Philosophers have an expression that has always been more aspiration than actuality. It reflects what I think we all want, whether we’ve spent decades in philosophical inquiry or are simply doing the best we can: a fair and sympathetic hearing.
A question seized me while still in my teens, which I devoted the better part of the next 20 years pursuing almost obsessively. I’d done everything in my youth from being a janitor to selling door to door (both conducive to doing philosophy), but the first focus was always ‘the question.’
The thread that ran through everything I did however was this question: Given that nature unfolds in seamless wholeness, how is it that Homo sapiens, which evolved in nature and through the same processes as all other life, is essentially operating increasingly antithetically to nature, dividing and fragmenting the earth and ourselves all to hell?
I don’t know why such a question would take hold in the mind and heart of a 19-year-old kid, but it did. The boy who asked that question seems like another person to me now.
I read everything I could in Western and Eastern philosophy, and talked with everyone I could in anthropology, philosophy and religion, but nothing and no one gave a satisfactory explanation for the human existential contradiction and conundrum. At some point I realized I was alone, in uncharted territory.
That realization fired rather than deterred my investigation. I didn’t doubt the validity of the question, and the perception and premise of nature’s seamless wholeness and man’s increasing disorder.
Finally, after 15 years of persistent questioning, study and observation, there was an insight that provided philosophical clarity and resolution, and another insight that provided a capstone to my quest.
Having felt I’d resolved what used to be called the ‘riddle of man,’ I naively went to the chairs of philosophy departments at three of the best schools in California—Stanford, Berkeley, University of California Davis. Doing so seems absurd to me now, but to their credit these men (and philosophy departments were still 99% men at that time), they heard me out.
I was looking for a way to flesh out my insights and formulate them in an acceptable, academically respectable way. One of the chairmen bluntly told me, “There’s nowhere in the world where you can do what you want to do.”

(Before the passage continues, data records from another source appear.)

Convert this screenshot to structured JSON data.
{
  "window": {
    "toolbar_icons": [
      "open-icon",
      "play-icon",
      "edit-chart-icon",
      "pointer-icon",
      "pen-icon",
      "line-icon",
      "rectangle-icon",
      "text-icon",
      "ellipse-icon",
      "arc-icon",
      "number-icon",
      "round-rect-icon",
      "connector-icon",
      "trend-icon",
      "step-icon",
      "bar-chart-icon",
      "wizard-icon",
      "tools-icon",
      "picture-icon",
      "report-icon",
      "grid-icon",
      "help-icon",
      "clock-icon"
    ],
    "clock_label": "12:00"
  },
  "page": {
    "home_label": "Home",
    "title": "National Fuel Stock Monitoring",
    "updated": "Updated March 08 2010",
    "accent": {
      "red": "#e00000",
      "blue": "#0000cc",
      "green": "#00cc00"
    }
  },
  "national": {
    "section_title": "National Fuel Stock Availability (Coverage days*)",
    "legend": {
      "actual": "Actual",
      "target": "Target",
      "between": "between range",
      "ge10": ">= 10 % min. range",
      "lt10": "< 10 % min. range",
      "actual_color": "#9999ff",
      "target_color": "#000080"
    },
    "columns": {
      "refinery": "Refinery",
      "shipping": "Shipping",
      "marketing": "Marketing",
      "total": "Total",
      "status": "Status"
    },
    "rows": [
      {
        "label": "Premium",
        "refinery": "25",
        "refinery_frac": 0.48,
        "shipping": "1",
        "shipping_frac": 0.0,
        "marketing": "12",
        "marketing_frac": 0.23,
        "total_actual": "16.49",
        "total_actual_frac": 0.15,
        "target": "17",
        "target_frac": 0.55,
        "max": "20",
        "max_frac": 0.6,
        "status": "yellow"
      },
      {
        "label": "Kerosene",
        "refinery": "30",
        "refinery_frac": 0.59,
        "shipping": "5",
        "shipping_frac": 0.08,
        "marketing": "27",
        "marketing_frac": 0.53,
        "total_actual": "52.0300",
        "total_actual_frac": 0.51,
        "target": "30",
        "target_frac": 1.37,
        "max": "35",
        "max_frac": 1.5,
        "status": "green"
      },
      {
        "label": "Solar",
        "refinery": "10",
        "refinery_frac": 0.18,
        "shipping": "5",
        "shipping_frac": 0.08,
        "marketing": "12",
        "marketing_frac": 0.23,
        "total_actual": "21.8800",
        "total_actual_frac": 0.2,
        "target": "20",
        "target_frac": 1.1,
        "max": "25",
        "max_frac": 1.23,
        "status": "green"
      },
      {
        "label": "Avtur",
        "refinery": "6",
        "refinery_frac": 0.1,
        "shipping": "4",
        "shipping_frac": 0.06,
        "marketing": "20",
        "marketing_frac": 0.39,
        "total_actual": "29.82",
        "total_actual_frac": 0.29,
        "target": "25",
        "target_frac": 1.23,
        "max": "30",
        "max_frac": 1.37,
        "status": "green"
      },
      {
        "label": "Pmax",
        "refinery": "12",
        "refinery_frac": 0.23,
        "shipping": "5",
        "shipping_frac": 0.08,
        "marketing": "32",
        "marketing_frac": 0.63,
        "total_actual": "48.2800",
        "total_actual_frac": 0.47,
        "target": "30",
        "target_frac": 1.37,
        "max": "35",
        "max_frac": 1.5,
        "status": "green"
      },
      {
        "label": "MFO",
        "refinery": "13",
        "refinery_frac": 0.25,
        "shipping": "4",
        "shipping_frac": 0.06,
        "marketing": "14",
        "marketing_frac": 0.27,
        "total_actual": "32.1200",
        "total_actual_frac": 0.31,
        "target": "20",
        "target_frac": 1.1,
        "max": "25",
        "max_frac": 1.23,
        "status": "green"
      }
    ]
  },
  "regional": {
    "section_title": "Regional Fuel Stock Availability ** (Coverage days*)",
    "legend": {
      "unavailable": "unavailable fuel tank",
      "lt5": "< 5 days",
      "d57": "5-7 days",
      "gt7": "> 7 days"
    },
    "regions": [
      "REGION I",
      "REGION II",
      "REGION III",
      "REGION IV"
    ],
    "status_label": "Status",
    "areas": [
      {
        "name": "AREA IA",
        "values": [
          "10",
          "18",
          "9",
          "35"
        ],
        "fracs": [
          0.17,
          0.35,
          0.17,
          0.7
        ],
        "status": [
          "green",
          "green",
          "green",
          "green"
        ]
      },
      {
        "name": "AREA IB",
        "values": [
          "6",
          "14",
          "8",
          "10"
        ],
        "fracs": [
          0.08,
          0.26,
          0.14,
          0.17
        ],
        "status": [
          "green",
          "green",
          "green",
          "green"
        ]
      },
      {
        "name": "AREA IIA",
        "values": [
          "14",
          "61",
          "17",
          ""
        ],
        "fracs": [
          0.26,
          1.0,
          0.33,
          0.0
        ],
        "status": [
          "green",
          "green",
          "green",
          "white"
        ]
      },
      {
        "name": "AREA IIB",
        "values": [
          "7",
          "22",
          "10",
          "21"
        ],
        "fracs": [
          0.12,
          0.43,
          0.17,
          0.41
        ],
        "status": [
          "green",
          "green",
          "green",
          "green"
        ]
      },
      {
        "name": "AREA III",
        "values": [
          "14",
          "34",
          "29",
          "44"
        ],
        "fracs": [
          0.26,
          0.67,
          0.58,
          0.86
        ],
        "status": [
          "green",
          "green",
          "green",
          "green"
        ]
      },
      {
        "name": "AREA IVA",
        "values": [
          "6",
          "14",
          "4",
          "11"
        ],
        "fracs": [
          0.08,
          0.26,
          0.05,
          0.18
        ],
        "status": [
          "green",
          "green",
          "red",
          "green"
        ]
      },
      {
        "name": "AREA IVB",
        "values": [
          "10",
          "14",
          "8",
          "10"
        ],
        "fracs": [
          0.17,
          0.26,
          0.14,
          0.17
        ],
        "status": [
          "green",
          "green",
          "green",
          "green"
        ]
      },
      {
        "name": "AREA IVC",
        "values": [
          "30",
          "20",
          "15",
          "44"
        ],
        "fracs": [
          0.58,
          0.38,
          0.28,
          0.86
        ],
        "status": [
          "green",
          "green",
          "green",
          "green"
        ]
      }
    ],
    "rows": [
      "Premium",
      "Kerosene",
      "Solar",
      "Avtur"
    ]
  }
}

Still undeterred, I began taking classes at the University of Oregon, one of the few ‘Continental’ (European style) programs in the United States. Over 90% of American post-graduate programs were, and still are as far as I know, of the ‘Analytical School.’ (Don’t get me started.)
After a year I’d risen to the top of the crop of post-graduate students, which is a function of respect for philosophical talent by profs and fellow students rather than grades, which were pass/fail. But though I loved the classes and seminars, something was missing.
At that point I was privileged to participate in a series of dialogues over a long weekend with the late David Bohm, a brilliant physicist turned philosopher later in life, a man whom Einstein had called his ‘intellectual son.’
Bohm was pursuing questions in a similar vein about man’s non-fit with nature, and I’d written him a dozen-page letter outlining my proposed insights.
We engaged, mostly through my questions, for three days. I was blown away by his intellect, and didn’t have the nerve to approach him and ask if he received my letter.
To my surprise he came up as everyone was leaving and said, “I received your letter.” Realizing that one doesn’t get many opportunities like this in a lifetime I came right to the point. ‘Do you think I’ve done it, do you think I’ve resolved the riddle of man?’ I boldly asked.
“Yes,” he said to my surprise. We talked about things for a few minutes, and I had the presence of mind to ask, ‘What do I do with it?’ “Just don’t make another philosophical system out if it,” came his succinct reply.
I instantly saw the truth of what he was saying, which I understood to mean: ‘Don’t make another competing system of thought out of it.’ Since without realizing it that was what was bothering me about graduate work, my academic ambitions ended then and there.
Nearly three decades later, the insights hold up, and I’m sure will eventually carry the day in understanding our place in nature. But I’m still looking for a fair and sympathetic hearing.
I’m not holding my breath in a society that has completely gone to hell and is taking the rest of the world with it. The right questions still aren’t being asked.